ISVs were determined in Oncentra Prostate for both LDR and HDR therapy. All TPS (including Eclipse and Pinnacle) provide the size of the ISVs after adding the certain isodose lines to the treatment plan. ISVs are not influenced by organ contours, but they are calculated inside the body contour, which are either drawn automatically or by hand. Since chromosome aberration technique sensitively detects the effects of radiation even at 0.1 Gy dose34, we presumed that irradiated volumes of small doses such as V1Gy (volume of the body, which was irradiated with the minimum of 1 Gy) could be also important. We also analysed V150%, because it is traditionally included in side effect studies.

Analysis of chromosome aberrations

Along with blood draw for prostate specific antigen determination, heparinised blood for chromosomal aberration measurement was also collected (before radiotherapy, after the treatment and every 3 months for 1 year). In the case of EBRT, blood was taken after the delivery of the last dose, the maximum time frame was 1 h. In the case of BTs, blood was taken on the day after the therapy. Lymphocytes were stimulated with phytohaemagglutinin M (0.2%, Gibco) in RPMI cell culture media (Gibco) and 15% fetal bovine serum on 37 °C. Cell division was arrested with 0.1 μg/ml colcemid (Gibco). Cells were treated with hypotonic solution (75 mM KCl) to swell their volume and fixated five times with 3:1 methanol:acetic acid mixture. The cells were dropped on glass slides in order to produce smears, which were stained with Giemsa solution. Metaphases were scored in regard of chromosomal aberrations: dicentrics and ring chromosomes, chromatid and chromosome breaks, exchanges and translocations were counted. We analysed chromosome aberrations directly and 3, 6, 9, and 12 months after radiotherapy. Our laboratory is harmonized with the ICPEMC35 scoring criteria. Chromosome aberrations were counted by two highly experienced cytogenetic assistants, their work was regularly inspected by the study leader.
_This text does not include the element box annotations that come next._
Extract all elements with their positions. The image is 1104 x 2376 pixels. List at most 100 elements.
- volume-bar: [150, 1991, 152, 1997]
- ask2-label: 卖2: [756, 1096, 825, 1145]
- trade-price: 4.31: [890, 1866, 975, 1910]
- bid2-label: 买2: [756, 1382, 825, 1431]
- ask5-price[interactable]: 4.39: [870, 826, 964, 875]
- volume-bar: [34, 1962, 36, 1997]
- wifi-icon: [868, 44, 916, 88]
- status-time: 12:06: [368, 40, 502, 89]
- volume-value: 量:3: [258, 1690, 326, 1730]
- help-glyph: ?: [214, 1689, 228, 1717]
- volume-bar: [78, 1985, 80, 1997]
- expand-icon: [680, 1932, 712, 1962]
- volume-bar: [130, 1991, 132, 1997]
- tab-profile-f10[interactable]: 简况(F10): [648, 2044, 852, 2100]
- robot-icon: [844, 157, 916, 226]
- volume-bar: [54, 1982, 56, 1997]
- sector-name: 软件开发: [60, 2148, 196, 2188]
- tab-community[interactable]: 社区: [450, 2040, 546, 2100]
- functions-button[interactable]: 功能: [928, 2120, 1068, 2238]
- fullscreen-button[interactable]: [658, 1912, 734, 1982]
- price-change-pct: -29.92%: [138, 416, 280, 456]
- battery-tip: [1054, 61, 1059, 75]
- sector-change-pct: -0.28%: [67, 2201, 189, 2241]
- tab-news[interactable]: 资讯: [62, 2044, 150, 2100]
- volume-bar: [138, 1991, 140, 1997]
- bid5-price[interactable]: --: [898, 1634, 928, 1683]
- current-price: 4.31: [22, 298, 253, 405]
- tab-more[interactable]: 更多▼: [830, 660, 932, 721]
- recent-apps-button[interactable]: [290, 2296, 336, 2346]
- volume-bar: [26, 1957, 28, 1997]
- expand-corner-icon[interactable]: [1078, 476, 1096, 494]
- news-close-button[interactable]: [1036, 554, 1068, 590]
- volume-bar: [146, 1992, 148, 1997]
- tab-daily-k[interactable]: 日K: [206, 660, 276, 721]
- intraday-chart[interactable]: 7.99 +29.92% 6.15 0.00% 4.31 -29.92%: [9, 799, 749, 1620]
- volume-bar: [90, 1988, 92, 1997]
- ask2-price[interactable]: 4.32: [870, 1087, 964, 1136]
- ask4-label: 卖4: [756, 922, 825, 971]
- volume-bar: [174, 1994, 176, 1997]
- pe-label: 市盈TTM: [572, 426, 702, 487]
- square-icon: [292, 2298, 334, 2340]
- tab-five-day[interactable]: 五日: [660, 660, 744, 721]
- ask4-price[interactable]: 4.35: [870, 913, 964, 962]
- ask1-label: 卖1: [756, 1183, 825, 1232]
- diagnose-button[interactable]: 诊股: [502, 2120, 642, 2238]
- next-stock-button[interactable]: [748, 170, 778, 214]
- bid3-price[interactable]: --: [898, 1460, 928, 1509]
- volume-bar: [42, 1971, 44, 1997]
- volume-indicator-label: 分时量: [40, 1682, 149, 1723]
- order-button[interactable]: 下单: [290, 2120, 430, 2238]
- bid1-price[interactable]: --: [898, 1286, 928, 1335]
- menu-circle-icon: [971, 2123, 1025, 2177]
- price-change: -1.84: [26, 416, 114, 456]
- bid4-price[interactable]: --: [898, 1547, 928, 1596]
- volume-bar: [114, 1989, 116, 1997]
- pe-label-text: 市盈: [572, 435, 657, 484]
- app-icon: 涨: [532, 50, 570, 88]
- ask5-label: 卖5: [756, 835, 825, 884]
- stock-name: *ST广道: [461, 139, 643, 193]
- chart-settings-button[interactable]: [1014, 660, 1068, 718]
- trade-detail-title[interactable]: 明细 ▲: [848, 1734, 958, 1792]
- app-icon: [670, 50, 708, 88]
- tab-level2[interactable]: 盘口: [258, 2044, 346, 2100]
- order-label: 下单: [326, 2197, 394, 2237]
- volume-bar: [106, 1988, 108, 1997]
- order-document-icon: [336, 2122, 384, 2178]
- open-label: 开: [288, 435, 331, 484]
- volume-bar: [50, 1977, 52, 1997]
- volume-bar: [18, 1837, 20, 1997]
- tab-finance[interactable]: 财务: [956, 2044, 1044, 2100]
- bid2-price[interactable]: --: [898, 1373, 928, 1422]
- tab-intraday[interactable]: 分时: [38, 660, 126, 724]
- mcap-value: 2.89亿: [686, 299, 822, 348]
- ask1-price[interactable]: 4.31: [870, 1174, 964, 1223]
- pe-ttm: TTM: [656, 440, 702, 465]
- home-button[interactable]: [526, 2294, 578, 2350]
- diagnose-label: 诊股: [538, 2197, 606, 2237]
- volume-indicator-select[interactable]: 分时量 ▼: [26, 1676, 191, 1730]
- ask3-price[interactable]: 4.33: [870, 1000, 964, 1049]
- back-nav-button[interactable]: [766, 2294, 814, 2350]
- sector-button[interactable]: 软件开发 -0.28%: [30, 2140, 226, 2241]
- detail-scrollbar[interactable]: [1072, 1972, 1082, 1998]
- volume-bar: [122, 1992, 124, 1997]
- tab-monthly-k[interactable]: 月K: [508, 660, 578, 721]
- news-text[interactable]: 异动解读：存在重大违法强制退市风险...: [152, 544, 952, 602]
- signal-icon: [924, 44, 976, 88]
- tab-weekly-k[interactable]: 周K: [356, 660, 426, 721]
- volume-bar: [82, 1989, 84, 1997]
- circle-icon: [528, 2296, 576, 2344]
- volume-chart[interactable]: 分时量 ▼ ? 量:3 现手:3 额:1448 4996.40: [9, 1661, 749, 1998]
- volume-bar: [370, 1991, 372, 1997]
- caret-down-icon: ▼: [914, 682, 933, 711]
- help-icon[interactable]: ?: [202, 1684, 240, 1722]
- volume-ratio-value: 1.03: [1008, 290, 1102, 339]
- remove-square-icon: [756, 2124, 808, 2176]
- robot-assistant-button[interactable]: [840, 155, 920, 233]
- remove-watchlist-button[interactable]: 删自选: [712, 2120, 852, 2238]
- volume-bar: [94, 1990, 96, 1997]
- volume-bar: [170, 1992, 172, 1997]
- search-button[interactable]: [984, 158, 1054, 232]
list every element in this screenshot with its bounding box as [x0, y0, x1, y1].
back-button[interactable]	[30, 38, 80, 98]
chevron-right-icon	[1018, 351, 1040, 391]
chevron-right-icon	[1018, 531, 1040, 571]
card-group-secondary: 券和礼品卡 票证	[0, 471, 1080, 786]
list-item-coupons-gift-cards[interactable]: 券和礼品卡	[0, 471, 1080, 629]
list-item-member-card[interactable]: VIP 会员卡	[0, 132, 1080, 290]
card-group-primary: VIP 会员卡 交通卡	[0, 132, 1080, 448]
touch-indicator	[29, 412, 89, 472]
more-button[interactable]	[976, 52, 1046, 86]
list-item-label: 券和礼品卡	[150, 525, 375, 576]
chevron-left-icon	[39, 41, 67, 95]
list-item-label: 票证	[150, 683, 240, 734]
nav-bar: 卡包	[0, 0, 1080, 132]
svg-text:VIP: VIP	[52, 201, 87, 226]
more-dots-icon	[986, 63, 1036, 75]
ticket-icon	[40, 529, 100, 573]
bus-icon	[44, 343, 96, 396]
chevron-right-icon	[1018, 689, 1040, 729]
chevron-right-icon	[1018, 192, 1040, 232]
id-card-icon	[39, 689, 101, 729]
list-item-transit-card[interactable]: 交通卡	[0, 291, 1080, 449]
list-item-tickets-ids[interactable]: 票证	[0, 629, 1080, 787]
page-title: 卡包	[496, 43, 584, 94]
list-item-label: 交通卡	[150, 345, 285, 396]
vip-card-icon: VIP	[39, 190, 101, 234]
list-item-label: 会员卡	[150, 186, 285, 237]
In the analysis of chromosome aberrations GraphPad Prism 8.0 (GraphPad Software; RRID:SCR_002798) was used for Mann–Whitney tests and IBM SPSS statistics 25.0 for correlation analysis of aberrations and ISVs. As chromosome aberration values are not normally distributed, Spearman correlation analysis was performed considering only significant correlations. Benjamini–Hochberg procedure (0.25 false discovery rate) was applied to handle multiple comparison problem. The results were categorized as follows: moderate correlation was found if 0.50 < correlation coefficient < 0.7 values were calculated and weak correlation was found if the coefficient was ≤ 0.50. As rank correlations are robust against outliers, they were not excluded from the calculations considering that they might be the values of radiosensitive patients and because of the small sample size. Univariate regression (of ISVs and chromosome aberrations) was made in Minitab 18.1 (RRID:SCR_014483) using Assistant tool, which considers both linear and quadratic relationships. We also used the Benjamini–Hochberg procedure (0.25 false discovery rate) on the regression analysis results to discard excess significant connections. Not all patients showed up to every follow up visit, therefore, the number of patients for every analysis was indicated.

Ethics declarations

All procedures performed in our study involving human participants were in accordance with the ethical standards of the national research committee and with the 1964 Helsinki Declaration and its later amendments. Our patients receiving brachytherapy were participants in the PROMOBRA study (TC02258087 on The EBRT patients were investigated according to the extension of PROMOBRA with the approval of the national Medical Research Council (44179/2013/OTIG and 16738-2/2015/EKU). Informed consent was obtained from all patients.